How Might AI Shape the Future of Work?

AI, Research and Innovation / December 8, 2025

Share:
Author:
Deborah Stull, Penn Today

Artificial intelligence (AI), once regarded as science fiction, is now a part of everyday life, with people turning to ChatGPT and other AI assistants for help with everything from drafting emails to planning vacations. But as AI spreads, fundamental questions on how this technology might reshape the nature of work loom.

Economists foresee slow, steady changes, viewing AI as another capital investment to help workers be more productive. By contrast, tech experts predict explosive growth—“a singularity”—when humans are replaced by AI.

Now, Penn’s Konrad Kording, a computer scientist, and Ioana Marinescu, an economist, have developed an interactive model that incorporates assumptions from both camps to generate meaningful predictions about how AI will affect wages, jobs, and the overall economy. Their work is published in Brookings.

A man and woman pose in separate portraits side by side.

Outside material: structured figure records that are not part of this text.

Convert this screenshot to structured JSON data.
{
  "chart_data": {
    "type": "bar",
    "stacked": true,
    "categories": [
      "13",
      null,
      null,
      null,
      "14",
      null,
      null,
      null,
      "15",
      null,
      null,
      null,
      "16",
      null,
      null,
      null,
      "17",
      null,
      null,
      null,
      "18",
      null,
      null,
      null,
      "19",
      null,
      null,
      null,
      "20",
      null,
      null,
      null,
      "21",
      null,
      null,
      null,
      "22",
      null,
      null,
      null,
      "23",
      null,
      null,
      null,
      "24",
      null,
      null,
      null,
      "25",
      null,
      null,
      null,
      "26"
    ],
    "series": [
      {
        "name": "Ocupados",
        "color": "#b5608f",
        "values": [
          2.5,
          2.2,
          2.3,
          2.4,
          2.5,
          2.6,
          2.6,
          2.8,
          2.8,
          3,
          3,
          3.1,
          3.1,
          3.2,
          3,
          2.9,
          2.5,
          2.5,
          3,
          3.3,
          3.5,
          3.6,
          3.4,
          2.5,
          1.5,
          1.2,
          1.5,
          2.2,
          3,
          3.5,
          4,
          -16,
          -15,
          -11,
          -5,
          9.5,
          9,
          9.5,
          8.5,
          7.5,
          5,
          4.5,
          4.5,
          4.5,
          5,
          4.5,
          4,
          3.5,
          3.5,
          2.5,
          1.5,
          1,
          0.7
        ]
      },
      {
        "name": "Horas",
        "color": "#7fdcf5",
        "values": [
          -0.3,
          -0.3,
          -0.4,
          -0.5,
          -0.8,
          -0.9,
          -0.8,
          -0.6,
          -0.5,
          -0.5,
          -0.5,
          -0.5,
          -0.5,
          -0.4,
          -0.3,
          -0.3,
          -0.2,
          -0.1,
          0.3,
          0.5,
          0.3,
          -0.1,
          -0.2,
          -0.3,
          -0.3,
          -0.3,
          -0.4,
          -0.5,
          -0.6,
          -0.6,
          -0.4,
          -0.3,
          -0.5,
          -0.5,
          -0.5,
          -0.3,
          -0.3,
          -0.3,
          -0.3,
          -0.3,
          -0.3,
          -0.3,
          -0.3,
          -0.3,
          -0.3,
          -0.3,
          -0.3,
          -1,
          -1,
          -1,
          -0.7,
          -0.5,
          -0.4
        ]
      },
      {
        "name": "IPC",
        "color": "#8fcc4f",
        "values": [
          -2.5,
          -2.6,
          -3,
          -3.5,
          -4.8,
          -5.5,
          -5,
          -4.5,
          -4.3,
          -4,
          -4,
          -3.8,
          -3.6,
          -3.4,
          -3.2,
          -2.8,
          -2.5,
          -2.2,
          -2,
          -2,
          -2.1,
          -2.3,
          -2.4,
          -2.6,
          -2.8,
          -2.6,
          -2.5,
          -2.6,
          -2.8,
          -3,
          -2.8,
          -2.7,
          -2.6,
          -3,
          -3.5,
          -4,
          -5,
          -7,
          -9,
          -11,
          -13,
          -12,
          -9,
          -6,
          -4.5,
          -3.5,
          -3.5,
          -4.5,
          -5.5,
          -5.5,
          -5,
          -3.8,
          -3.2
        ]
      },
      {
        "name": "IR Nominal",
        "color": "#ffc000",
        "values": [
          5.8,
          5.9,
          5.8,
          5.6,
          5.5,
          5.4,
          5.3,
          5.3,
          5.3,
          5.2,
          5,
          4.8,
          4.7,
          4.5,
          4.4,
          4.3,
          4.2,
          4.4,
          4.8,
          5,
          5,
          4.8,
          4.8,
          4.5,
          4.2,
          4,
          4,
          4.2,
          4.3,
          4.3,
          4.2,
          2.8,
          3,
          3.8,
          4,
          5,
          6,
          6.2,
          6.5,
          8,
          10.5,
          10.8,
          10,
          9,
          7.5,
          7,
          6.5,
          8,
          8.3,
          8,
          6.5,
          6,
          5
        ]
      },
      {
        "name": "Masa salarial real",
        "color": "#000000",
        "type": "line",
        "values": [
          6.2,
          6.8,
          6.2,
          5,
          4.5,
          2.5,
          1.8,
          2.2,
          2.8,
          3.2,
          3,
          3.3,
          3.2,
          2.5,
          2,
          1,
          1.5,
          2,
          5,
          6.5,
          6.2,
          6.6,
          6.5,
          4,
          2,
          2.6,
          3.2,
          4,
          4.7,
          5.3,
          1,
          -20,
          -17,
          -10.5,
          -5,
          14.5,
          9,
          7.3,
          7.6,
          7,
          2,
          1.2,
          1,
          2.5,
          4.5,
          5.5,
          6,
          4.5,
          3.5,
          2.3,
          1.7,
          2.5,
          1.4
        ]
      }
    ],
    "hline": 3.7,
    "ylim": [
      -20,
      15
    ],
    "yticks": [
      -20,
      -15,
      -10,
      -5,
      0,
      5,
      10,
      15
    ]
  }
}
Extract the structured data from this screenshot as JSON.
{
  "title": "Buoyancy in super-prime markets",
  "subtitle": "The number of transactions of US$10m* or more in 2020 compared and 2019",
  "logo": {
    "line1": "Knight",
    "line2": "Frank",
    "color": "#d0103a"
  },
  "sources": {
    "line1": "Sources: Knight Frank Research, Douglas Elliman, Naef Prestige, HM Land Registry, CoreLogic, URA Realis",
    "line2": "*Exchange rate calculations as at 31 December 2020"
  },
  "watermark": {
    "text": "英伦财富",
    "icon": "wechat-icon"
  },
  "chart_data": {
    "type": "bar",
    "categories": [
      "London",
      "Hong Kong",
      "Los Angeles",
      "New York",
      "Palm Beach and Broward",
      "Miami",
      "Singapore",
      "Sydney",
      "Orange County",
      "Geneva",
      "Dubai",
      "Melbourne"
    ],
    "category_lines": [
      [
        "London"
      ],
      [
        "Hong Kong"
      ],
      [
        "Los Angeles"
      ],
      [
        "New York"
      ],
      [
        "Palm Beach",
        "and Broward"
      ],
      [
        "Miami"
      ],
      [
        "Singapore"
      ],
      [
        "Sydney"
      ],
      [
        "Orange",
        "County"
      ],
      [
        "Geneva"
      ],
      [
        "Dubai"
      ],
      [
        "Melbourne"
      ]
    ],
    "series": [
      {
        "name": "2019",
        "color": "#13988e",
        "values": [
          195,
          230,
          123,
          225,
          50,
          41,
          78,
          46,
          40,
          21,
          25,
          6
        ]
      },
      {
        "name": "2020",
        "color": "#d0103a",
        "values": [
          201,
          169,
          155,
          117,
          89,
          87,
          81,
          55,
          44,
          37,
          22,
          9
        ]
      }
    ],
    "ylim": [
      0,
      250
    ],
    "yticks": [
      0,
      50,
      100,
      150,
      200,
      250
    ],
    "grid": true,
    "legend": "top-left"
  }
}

Konrad Kording and Ioana Marinescu.
Image: Eric Sucar (left) and Carson Easterly (right)

“Economists and computer scientists have been talking past each other on this for years,” says Penn Integrates Knowledge (PIK) University Professor Kording. “The model gives them a shared language to make their disagreements explicit.”

The model expands the traditional framework of dividing the economy into labor and capital, further categorizing each into two sectors: intelligence tasks and physical tasks. This allowed the researchers to capture the effects of the slow-moving physical piece and the fast-moving virtual intelligence piece—AI—on the future of the economy.

What their model demonstrated was how intelligence saturation—the idea that additional increases in intelligence yield diminishing benefits when physical inputs remain constant—fundamentally constrains AI’s long-term economic impact.

“If I give you a task to restack all of the books onto the table, it is going to take you a certain amount of time,” explains Kording, a professor of neuroscience in the Perelman School of Medicine and of bioengineering in the School of Engineering and Applied Science. “Imagine that you are more intelligent than you already are—could you restack the books faster? Probably. But there’s a certain minimal time that it takes you to restack the books with your hands. That’s intelligence saturation.”